Conflicting configurations are cached, and everything can be represented visually in JSON for analytical and historical purposes.
Puppet can handle highly diverse HPC hardware environments, from compute nodes of different speeds to differences in storage nodes to the use of GPUs from Nvidia or AMD or FPGAs from Xilinx or Intel. Software is managed, whether it is computational fluid dynamics (CFD), bioinformatics, data analytics, or machine learning.
“Do you have a diversity of hardware?” he said. “Some of your systems on physical servers, some of them on virtual, perhaps? If so, do you want to install the appropriate vendor tooling? Do you want to install the right thing to manage the virtual machines? You can manage BIOS, RAM, CPU. Do you need to key off of the fact that the card is in the PCI port three versus four?
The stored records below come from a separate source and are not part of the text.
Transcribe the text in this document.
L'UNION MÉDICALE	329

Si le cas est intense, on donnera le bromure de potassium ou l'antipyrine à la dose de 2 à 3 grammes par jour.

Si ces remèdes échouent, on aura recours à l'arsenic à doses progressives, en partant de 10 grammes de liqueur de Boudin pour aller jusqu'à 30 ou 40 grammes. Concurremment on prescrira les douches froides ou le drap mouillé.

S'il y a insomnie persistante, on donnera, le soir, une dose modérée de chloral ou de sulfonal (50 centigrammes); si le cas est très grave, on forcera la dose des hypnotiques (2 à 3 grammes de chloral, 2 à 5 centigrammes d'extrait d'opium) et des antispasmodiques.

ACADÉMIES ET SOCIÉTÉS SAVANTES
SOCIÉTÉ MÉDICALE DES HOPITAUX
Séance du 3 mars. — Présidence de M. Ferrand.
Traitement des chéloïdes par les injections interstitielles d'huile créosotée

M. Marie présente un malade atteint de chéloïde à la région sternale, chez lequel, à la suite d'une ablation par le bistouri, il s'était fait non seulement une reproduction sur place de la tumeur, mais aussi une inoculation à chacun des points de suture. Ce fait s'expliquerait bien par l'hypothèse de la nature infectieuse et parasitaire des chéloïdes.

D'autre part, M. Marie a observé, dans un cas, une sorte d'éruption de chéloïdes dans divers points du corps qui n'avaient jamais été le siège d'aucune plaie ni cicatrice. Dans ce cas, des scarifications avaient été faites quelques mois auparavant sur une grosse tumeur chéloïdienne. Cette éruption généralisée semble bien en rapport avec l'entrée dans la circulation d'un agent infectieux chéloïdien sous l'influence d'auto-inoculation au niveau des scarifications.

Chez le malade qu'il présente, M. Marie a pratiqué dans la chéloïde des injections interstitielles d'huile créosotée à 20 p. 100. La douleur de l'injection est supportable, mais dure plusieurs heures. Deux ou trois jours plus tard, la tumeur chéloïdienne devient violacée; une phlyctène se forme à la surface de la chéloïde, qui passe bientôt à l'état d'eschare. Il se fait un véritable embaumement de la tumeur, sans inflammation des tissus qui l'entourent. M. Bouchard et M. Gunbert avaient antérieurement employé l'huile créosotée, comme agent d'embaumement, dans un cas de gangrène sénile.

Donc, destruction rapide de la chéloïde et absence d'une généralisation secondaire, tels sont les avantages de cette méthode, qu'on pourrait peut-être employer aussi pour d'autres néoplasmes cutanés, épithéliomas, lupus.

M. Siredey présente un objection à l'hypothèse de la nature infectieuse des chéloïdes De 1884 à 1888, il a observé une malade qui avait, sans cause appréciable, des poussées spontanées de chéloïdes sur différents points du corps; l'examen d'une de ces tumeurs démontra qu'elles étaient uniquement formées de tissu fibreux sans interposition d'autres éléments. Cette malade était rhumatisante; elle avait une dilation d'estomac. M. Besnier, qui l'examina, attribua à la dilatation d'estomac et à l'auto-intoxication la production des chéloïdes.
Looking at your system as a state management problem as opposed to a sort of step-by-step recipe list of commands to run might be different.”
Anderson said organizations like NASA increasingly are doing on-demand HPC, using tools like OpenStack to create, grow and shrink virtual clusters, and Puppet can help manage these environments. In HPC, there is the “opportunity to do things on a master list mode so it scales a lot better. Older versions of Puppet do not scale very well at all. That’s what was cool in 2010. These days we have things like cache catalogs, tool chains, on-demand HPC orchestration, ephemeral nodes and containers.”